1 Introduction

Computational scientists usually want to concentrate their attention on their essential research. Parallel programming is never an objective for them even if computational powers of parallel computers are necessary to advance their subjects, and this dilemma is annoying them. In order to adapt the parallel computer from a special kind of machines to general convenient tools for computational scientists, a high-level and easy-to-use portable parallel programming paradigm is mandatory. XcalableMP (XMP) [1], which is proposed by the XcalableMP Specification Working Group, is directive-based language extensions for Fortran and C to easily describe parallelization in programs for distributed memory parallel computers. The XMP/F compiler [2], which is provided as a reference XMP Fortran compiler, is currently implemented as a source-to-source translator. It converts XMP Fortran programs to standard MPI Fortran programs, which can be easily compiled by the native Fortran compiler and executed on most of parallel computers.

XMP supports typical data/task parallelization methods with simple directives under a “global-view” programming model, which is partially based on experiences of High Performance Fortran [3, 4] and Fujitsu XPF (VPP FORTRAN) [5]. XMP also supports PGAS (Partitioned Global Address Space) features like Coarray Fortran [6] as a “local-view” programming model.

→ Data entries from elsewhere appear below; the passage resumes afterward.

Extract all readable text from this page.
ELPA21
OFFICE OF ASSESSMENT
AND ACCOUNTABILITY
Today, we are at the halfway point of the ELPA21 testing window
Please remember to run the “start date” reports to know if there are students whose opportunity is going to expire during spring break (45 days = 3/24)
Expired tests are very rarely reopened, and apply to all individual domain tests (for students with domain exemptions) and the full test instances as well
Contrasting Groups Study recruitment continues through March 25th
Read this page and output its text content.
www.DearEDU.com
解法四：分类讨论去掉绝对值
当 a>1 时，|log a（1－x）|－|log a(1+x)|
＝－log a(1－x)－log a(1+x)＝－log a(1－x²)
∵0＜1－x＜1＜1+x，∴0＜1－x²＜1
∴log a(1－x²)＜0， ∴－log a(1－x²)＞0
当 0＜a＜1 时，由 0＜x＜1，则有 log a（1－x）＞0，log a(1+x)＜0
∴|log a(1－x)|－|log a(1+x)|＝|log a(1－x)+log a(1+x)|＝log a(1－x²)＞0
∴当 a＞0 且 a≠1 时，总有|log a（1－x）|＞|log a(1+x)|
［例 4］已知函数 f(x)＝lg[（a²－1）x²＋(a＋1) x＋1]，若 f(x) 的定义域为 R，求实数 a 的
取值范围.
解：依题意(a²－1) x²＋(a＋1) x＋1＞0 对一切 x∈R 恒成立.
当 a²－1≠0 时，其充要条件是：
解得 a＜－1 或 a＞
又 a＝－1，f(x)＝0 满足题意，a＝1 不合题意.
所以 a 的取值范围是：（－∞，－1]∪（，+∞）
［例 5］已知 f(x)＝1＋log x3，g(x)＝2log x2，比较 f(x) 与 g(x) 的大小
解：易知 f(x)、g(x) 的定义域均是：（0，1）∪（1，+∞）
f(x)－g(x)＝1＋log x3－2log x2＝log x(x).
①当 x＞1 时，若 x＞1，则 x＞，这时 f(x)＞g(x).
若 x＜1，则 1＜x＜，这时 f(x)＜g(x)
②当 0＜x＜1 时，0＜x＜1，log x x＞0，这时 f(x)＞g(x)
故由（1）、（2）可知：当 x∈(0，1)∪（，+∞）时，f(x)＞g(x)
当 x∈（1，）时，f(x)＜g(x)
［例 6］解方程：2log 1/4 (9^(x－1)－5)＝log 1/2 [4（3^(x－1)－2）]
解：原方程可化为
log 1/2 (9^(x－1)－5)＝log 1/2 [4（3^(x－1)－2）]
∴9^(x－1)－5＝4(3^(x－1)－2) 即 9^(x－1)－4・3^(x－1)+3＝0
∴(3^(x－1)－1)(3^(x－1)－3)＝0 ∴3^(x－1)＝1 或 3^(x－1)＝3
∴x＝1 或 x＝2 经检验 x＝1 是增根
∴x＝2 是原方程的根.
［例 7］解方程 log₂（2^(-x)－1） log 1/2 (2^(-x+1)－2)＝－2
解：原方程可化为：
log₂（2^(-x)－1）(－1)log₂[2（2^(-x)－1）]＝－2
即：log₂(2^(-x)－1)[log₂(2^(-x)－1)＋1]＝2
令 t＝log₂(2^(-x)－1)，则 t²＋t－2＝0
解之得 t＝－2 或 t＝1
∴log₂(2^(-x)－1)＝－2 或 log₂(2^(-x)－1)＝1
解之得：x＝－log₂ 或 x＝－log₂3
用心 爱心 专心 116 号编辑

In addition, combinations of XMP and OpenMP directives are consistently maintained by the XMP/F compiler. An essential design principle of XMP is “performance awareness,” which means that all communications or synchronizations are taken by explicit directives or Coarray statements and no implicit actions are taken.

First, we used XMP Fortran to parallelize the code using the global-view programming model, and measured its performance on the K computer. We found that programs converted by the XMP/F compiler prevent optimizations by the native Fortran compiler and show lower performance than that of hand-coded MPI programs, but finally almost the same performances are obtained by using specific compiler options of the native Fortran compiler. Next we parallelized the code using the local-view programming model, and also measured its performance on the K computer. We found that translated programs prevent optimizations by the native Fortran compiler and show lower performance than that of the global-view programming model programs. This degradation cannot be solved by simply specifying native compiler options at this moment, and improvements of the XMP/F compiler are expected.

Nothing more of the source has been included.